The Red Cross reports that it has signed on 135,000 volunteers nationwide. While some chapters have been inundated with offers, the Middlesex Chapter in Middletown is still looking for human services, in addition to monetary donations.

As part of the Give Hope Now Initiative, The Red Cross will pay for eligible volunteers to travel to affected regions and administer aid in shelters.

Oliver Smith, a local volunteer who recently spent several weeks working at a shelter in Bayou Labatre, AL. He said that shelter workers find many ways to be useful throughout their long days.

“We feed all the people, we talk to them, we help them, ask what they need,” said Smith.

In order to qualify, volunteers commit at least two weeks and take an online Disaster Services training course. Most important is the volunteer’s preparedness for an experience that is both physically and emotionally grueling.

“People need to be physically and emotionally ready to deal with what they encounter,” said Brenda Simmons, executive director of the Middlesex Red Cross chapter. “You encounter people who lost not only their houses but family members.”

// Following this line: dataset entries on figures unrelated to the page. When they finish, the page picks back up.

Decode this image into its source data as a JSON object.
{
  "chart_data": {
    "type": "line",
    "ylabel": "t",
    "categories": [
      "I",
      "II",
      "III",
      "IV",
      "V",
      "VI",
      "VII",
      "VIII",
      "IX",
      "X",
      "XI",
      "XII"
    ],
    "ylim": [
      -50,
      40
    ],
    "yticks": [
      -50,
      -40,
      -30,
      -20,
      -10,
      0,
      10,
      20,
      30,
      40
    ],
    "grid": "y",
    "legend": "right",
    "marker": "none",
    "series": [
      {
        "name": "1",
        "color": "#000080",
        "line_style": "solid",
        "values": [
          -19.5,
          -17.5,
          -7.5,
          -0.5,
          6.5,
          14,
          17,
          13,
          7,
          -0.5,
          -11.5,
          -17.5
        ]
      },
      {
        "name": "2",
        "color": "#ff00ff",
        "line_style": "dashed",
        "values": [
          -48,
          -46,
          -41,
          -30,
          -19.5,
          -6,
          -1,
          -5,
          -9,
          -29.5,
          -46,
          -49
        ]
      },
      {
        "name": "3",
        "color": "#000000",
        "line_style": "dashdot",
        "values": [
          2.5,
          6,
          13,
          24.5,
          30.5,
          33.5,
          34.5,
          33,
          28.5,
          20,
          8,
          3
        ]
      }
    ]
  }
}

In addition to the shock of confronting the survivors, volunteers should expect ten to twelve-hour workdays, no electricity or running water, modest accommodations that often include the shelters themselves, and a sweltering climate.

“You need to be able to lift 50 pounds, eat the same food that the disaster victims eat, because we can’t accommodate dietary needs,” Simmons said. “The first batch of people had to be very hearty.”

Smith, a veteran disaster relief volunteer, expects that the conditions, even more than the victims’ stories, are likely to catch newcomers off-guard.

“Prepare yourself for a lot of hard work,” Smith said. “I didn’t get a day off until after twelve days. There’s a lot of bad conditions. This isn’t a vacation.”

According to Cathy Crimmins Lechowicz, director of community service and volunteerism, several students from a larger relief coalition are planning to visit affected areas over winter break. The group, led by Sarah Reed ’08 and Isaac Hunnewell ’06, is still researching which organization it wants to work with, as the Red Cross cannot guarantee volunteers will be placed in the same location.

According to Lechowicz, the group will not know their assignments until late October.

“It’s too far in advance to know what they’ll need help with,” said Lechowicz.

Although students will not be able to spare at least two weeks until December, they can be sure that their help will still be needed then.

“We’re looking for volunteers to help out these families in January, February, and on into the New Year,” Simmons said. “Unfortunately, people will be there that long.”

Simmons predicts that the demand for volunteers will spike just as students are able to commit enough time to visit affected areas.

“A lot of people will be reluctant to go away during the holiday season,” Simmons said.

Simmons prefers that people interested in helping donate their time and money, but not their possessions.

“No food, no clothes,” she said. “We would get inundated with people bringing things. And then there are bigger issues around sizing and cleaning.”

For those unable or unwilling to make the trip down to the Gulf Coast, Simmons suggests organizing fundraisers back home.

“The other thing is trying to get some organization around donations,” she said.

Most students’ relief efforts thus far have focused on fundraising.

Faith Serrano ’07 plans to auction used textbooks on ebay.com, and donate all of the proceeds to the relief effort. Boxes will be set up in the libraries, pending approval from the librarians.

“Being involved in this relief effort is very important to me,” said Serrano. “I think there is a lot of fulfillment in knowing that we’re not confined in a secluded, comfort space in Wesleyan, that we’re actively engaged and responsive to the changes in the world.”

Other ideas on the table from this student coalition, who will not have an official name until it registers with the Student Budgetary Committee, include a dance-a-thon, a pageant, a Mardi Gras event in MoCon, a bracelet sale, a benefit concert, a poker tournament, and crepe and Halloween stands.